Plagiobothrys shastensis

Scientific classification
- Kingdom: Plantae
- Clade: Tracheophytes
- Clade: Angiosperms
- Clade: Eudicots
- Clade: Asterids
- Order: Boraginales
- Family: Boraginaceae
- Genus: Plagiobothrys
- Species: P. shastensis
- Binomial name: Plagiobothrys shastensis Greene ex A.Gray

= Plagiobothrys shastensis =

- Genus: Plagiobothrys
- Species: shastensis
- Authority: Greene ex A.Gray

Species of flowering plant

Plagiobothrys shastensis is an uncommon species of flowering plant in the borage family known by the common name Shasta popcornflower. It is native to southern Oregon and northern California, where it grows in grassland, woodland, and other types of habitat.

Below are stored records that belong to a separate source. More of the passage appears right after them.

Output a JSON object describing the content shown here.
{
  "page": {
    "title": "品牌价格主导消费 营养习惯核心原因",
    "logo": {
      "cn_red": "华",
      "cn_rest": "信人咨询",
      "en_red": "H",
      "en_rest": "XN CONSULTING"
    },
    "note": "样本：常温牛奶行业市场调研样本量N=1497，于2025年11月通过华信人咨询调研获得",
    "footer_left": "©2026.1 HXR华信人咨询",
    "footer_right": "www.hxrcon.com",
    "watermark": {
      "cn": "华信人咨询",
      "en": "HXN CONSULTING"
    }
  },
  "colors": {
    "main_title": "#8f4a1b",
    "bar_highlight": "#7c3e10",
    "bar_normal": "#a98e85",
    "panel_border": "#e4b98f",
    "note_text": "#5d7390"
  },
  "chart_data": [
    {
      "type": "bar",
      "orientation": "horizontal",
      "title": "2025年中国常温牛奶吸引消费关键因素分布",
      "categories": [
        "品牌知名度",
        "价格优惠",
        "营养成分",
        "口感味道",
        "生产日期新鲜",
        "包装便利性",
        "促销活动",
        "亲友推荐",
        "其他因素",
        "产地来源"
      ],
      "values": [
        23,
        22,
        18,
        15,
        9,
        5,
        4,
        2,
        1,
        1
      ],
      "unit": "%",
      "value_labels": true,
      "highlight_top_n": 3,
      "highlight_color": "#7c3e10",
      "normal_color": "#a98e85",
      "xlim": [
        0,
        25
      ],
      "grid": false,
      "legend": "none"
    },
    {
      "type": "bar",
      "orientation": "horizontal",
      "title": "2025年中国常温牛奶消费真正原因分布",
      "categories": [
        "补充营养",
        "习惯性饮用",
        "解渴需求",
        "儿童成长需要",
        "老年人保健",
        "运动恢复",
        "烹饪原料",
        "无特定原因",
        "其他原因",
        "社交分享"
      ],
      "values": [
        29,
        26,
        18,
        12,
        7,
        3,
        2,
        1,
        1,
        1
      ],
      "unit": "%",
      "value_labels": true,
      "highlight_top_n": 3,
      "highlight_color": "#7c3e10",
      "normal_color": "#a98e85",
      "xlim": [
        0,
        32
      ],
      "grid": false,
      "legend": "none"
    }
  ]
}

It is an annual herb growing erect to about 30 centimeters in maximum height. It is coated in hairs. The leaves are located in a basal rosette with a few arranged alternately along the stem. The inflorescence is a straight branch holding paired flowers, rarely coiling at the tip as many other Plagiobothrys do. Each tiny white flower has a five-lobed corolla no more than 3 millimeters wide. The fruit is a cross-shaped nutlet 2 or 3 millimeters wide divided in half by a rough scar.